The rankings produced on behalf of a financial services company has Pitkin County behind Boulder and Douglas counties, in second and first place, respectively. Eagle County was fifth on the list.
Per the ranking methodology, Garfield County is the 20th healthiest, out of 64 counties in the Centennial State (15 counties are not ranked in the survey).
The survey, emailed to reporters from a New York-based financial advisory group SmartAsset, is geared toward the life insurance market.
“An individual's health is key to assessing life expectancy, which is the ultimate determinant of the price one pays for life insurance,” according to a briefing on the survey’s methodology.
The highest-weighted indicator in the survey, at 50 percent, relates to average length of life, specifically the years of potential life lost before age 75 per 100,000 residents. The next most important factor, at 30 percent, involves specific health behaviors — smoking, obesity and excessive drinking.
Also factoring into the rankings weighted at 20 percent is access to health care, as measured by the rate of primary care physicians per 100,000 residents and the uninsured rate, or the percentage of the population under age 65 without health insurance.
Pitkin County has the highest ranking in the state under the “years of potential life lost” metric.
For health behaviors, Pitkin County is eighth in the state. Adult obesity and smoking rates, at 15.3 percent and 12.7 percent, respectively are both near the top for Colorado, however excessive drinking at 23.2 percent is above the state average of 19.2 percent.

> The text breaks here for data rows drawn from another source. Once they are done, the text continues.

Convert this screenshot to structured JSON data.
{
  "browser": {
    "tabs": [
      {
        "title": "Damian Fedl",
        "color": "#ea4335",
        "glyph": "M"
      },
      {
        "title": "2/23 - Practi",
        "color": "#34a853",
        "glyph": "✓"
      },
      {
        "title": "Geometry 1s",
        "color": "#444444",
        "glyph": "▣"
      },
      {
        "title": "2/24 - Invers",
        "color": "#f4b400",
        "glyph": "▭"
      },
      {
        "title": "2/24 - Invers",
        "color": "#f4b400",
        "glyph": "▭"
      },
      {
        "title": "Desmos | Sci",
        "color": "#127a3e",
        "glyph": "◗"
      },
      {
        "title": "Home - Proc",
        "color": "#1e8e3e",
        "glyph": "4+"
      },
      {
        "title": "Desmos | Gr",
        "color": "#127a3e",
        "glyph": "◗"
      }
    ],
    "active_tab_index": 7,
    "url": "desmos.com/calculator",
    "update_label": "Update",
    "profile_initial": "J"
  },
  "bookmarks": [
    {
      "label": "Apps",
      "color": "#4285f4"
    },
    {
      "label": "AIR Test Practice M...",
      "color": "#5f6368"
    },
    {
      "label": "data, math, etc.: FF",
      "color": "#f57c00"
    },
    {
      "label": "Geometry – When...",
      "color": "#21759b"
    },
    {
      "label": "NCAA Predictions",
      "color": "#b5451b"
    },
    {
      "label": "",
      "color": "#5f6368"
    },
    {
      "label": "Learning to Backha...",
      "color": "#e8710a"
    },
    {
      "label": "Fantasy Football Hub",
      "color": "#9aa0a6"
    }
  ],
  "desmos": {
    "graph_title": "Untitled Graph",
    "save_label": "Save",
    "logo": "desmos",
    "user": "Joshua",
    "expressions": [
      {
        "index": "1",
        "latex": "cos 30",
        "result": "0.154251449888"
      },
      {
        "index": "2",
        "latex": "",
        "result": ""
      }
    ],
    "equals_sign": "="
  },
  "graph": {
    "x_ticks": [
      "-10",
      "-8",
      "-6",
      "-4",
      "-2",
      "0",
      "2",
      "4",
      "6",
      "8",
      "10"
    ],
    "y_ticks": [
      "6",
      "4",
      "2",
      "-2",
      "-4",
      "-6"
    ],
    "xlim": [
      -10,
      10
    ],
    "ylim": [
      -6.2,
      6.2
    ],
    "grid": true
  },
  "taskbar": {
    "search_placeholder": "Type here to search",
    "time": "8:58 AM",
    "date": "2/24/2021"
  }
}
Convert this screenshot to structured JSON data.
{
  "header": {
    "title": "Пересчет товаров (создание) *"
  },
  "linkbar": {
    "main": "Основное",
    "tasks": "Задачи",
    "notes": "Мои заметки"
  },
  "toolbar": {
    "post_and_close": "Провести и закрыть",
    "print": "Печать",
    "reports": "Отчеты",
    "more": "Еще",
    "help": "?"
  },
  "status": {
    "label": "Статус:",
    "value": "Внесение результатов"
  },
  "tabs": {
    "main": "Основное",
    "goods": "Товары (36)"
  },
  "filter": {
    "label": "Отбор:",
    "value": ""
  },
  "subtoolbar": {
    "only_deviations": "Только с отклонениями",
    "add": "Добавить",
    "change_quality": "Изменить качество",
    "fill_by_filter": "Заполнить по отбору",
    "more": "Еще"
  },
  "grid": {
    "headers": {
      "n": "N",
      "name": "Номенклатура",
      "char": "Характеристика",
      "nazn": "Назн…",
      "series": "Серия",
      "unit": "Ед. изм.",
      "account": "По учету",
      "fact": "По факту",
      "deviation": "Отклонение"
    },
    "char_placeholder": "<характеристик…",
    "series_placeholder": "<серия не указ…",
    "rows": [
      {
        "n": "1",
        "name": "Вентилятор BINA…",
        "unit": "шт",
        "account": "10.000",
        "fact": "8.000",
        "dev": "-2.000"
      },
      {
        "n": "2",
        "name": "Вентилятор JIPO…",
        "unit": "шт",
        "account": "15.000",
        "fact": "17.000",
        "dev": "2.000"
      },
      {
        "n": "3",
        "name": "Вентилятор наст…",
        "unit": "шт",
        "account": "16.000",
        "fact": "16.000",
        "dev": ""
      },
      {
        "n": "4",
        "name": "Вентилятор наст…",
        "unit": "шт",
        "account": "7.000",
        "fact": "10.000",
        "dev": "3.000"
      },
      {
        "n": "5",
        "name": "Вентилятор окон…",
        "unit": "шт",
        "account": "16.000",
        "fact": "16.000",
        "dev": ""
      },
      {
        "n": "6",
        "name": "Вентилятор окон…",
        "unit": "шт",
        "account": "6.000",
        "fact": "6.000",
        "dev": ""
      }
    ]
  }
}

Douglas County, containing many affluent suburban areas south of Denver, clocks in with a 9.5 percent adult smoking rate, 18.6 percent adult obesity and 19.7 percent excessive drinking rate.
Pitkin County compares poorly to other “healthiest counties” in terms of access to health care, thanks to the 12.1 percent uninsured rate and 73 primary care physicians per 100,000 people. Front Range counties in the top 10 have more than 100 primary care physicians per 100,000 people, according to the rankings, and lower uninsured rates.